Measuring the Human Risk Factor: Developing Predictive Models for Insider Threat Detection Using Behavioral Analytics

Insider threats represent one of the most complex challenges in modern cybersecurity, as they originate from authorized users who exploit legitimate access for malicious or negligent purposes. Unlike external attacks, insider incidents often evolve gradually through subtle behavioral changes that traditional rule-based systems fail to detect. This study investigates the human risk factor underlying insider threats and develops predictive models that leverage behavioral analytics to identify early indicators of malicious intent.
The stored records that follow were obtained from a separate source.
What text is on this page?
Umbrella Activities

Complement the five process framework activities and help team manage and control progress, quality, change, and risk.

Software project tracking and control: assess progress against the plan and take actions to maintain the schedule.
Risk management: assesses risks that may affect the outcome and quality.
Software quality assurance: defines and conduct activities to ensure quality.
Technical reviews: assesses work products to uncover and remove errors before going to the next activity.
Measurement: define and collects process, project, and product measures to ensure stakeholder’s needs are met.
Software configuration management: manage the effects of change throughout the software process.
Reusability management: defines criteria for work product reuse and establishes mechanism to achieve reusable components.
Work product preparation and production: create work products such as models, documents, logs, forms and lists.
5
The research utilizes the Carnegie Mellon University CERT Insider Threat Dataset (v4.2), integrating system activity logs, communication patterns, and psychosocial proxies such as email sentiment and work-hour deviations. Data preprocessing involved normalization and feature selection across technical, behavioral, and psychological dimensions. Three machine learning models—Random Forest, Long Short-Term Memory (LSTM), and Autoencoder—were implemented to evaluate predictive performance. Model performance was assessed using precision, recall, F1-score, and ROC-AUC metrics.
Results show that the LSTM model achieved the highest overall accuracy of 93.2 percent with an AUC of 0.96, outperforming both Random Forest and Autoencoder models. Behavioral deviations such as unusual file transfers, abrupt login time changes, and communication tone shifts emerged as strong predictors of insider risk. The findings highlight the value of integrating human behavioral analytics into cybersecurity frameworks to enhance proactive threat detection.
This study contributes to the development of data-driven, ethically aligned security strategies that enable organizations to identify, quantify, and mitigate insider risks before they escalate into security incidents.